Manzi kritisiert den Kurs von Innenminister Gérard Collomb scharf. "Er betreibt eine Politik der Nicht-Aufnahme. Er will zeigen, dass die Menschen hier schlecht behandelt werden, damit nicht noch mehr kommen." Collomb, einst Sozialist, ist zum Falken geworden, der sich nicht scheut, das Vokabular des rechtspopulistischen Front National zu übernehmen und vor einer "Überschwemmung" des Landes mit Flüchtlingen zu warnen. Mit der Bürgermeisterin von Paris, Anne Hidalgo, liefert Collomb sich einen Dauerstreit darüber, wer für die Flüchtlingsmisere an der Seine verantwortlich ist. Hidalgo besucht jede Woche das Lager Millénaire in Aubervilliers, in dem 1700 Menschen auf engstem Raum leben und kritisiert die unmenschlichen Bedingungen. "Wir bewegen uns auf eine Katastrophe zu", warnt die Sozialistin, die in zwei Jahren wiedergewählt werden will.

Doch Collomb beeilt sich nicht, an der prekären Lage etwas zu ändern. Sein Ministerium kündigte zwar unlängst eine Evakuierung an, will dabei aber "administrative Kontrollen" vornehmen, um jeden ohne Asylanspruch abzuschieben. Der Innenminister hat die rund 100.000 Asylbewerber im Hinterkopf, die Frankreich im vergangenen Jahr registrierte - 17 Prozent mehr als im Vorjahr. "Wir schicken zu wenige zurück. Wir lassen zu, dass Tausende sich in einem administrativen Niemandsland niederlassen", kritisierte Präsident Emmanuel Macron im Herbst in einer Rede vor den französischen Präfekten. Collomb wird noch deutlicher: Er spricht vom "Tri", einem System des Aussortierens wie bei der Mülltrennung. "Er will damit Frankreichs Rechten zeigen, dass er die Flüchtlinge abschiebt. Das ist Wahlkampf", bemerkt Manzi. "Der Zulauf beim Front National bringt die Regierung dazu, strenge Gesetze zu verabschieden." Gemeint ist das neue Asylrecht, das kürzere Einspruchsfristen und eine längere Abschiebehaft vorsieht.

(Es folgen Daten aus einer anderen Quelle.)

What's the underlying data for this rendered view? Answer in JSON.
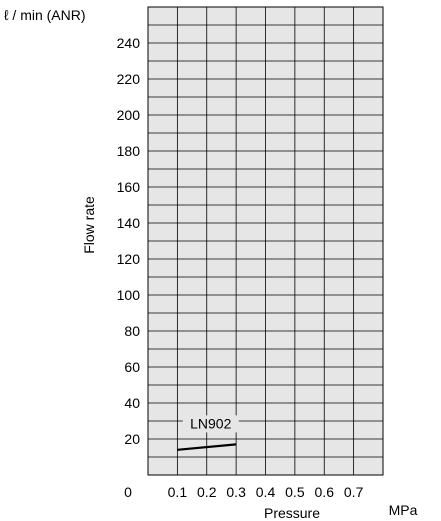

Gegen diese Politik der harten Hand setzt Manzi das Engagement seiner Organisation. Im Herbst 2015 gründete der Schausteller, der bei Musikfestivals die Unterbringung der Teilnehmer organisiert, zusammen mit seiner Frau, seinem Sohn und zwei Freunden Utopia 56. Auslöser war das weltberühmt gewordene Foto des toten Aylan Kurdi am Strand von Bodrum. In nur zweieinhalb Jahren schlossen sich Manzis Graswurzelbewegung 10.000 Mitglieder an, darunter auch Deutsche und Engländer. Allein in Paris sind täglich rund 150 Freiwillige im Einsatz, die Kleider sammeln, Essen verteilen und Wohnungen für Frauen und Kinder suchen. Ein Netzwerk von 200 Parisern ist bereit, die Schutzbedürftigen bei sich aufzunehmen. "Je härter die Einwanderungspolitik wird, desto mehr Freiwillige engagieren sich in Hilfsorganisationen", sagt Jean-Claude Mas von der Organisation Cimade der Zeitung "Libération".

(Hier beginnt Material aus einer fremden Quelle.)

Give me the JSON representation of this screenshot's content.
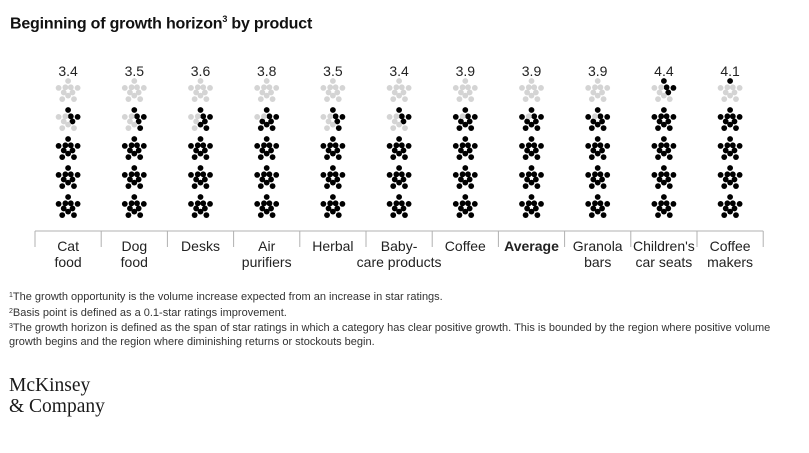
{
  "title": "Beginning of growth horizon",
  "title_sup": "3",
  "title_suffix": "by product",
  "chart_data": {
    "type": "dot-star-rating",
    "title": "Beginning of growth horizon³ by product",
    "max_stars": 5,
    "categories": [
      {
        "line1": "Cat",
        "line2": "food",
        "value": 3.4,
        "bold": false
      },
      {
        "line1": "Dog",
        "line2": "food",
        "value": 3.5,
        "bold": false
      },
      {
        "line1": "Desks",
        "line2": "",
        "value": 3.6,
        "bold": false
      },
      {
        "line1": "Air",
        "line2": "purifiers",
        "value": 3.8,
        "bold": false
      },
      {
        "line1": "Herbal",
        "line2": "",
        "value": 3.5,
        "bold": false
      },
      {
        "line1": "Baby-",
        "line2": "care products",
        "value": 3.4,
        "bold": false
      },
      {
        "line1": "Coffee",
        "line2": "",
        "value": 3.9,
        "bold": false
      },
      {
        "line1": "Average",
        "line2": "",
        "value": 3.9,
        "bold": true
      },
      {
        "line1": "Granola",
        "line2": "bars",
        "value": 3.9,
        "bold": false
      },
      {
        "line1": "Children's",
        "line2": "car seats",
        "value": 4.4,
        "bold": false
      },
      {
        "line1": "Coffee",
        "line2": "makers",
        "value": 4.1,
        "bold": false
      }
    ],
    "colors": {
      "filled": "#000000",
      "empty": "#d4d4d4"
    }
  },
  "footnotes": [
    {
      "num": "1",
      "text": "The growth opportunity is the volume increase expected from an increase in star ratings."
    },
    {
      "num": "2",
      "text": "Basis point is defined as a 0.1-star ratings improvement."
    },
    {
      "num": "3",
      "text": "The growth horizon is defined as the span of star ratings in which a category has clear positive growth. This is bounded by the region where positive volume"
    },
    {
      "num": "",
      "text": " growth begins and the region where diminishing returns or stockouts begin."
    }
  ],
  "logo": {
    "line1": "McKinsey",
    "line2": "& Company"
  }
}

Damit es noch mehr werden, begann die Cimade zusammen mit Utopia 56 und anderen Ende April in Ventimiglia an der italienischen Grenze einen Marsch durch das ganze Land. Bis nach Calais wollen die Teilnehmer wandern und dabei mit den Franzosen über die Probleme der Flüchtlinge sprechen. Eine schwere Aufgabe. Denn eine Umfrage im Februar ergab, dass zwar 65 Prozent für die Aufnahme von Flüchtlingen sind, aber 63 Prozent glauben, dass zu viele ins Land kommen. "Wir werden nicht von den Flüchtlingen überschwemmt", sagt Manzi. "Europa erlebt keine Flüchtlingskrise, sondern eine Krise der Aufnahme der Flüchtlinge", ergänzt der Bretone. "Frankreich ist ein reiches Land, doch wir machen nicht einmal das Minimum."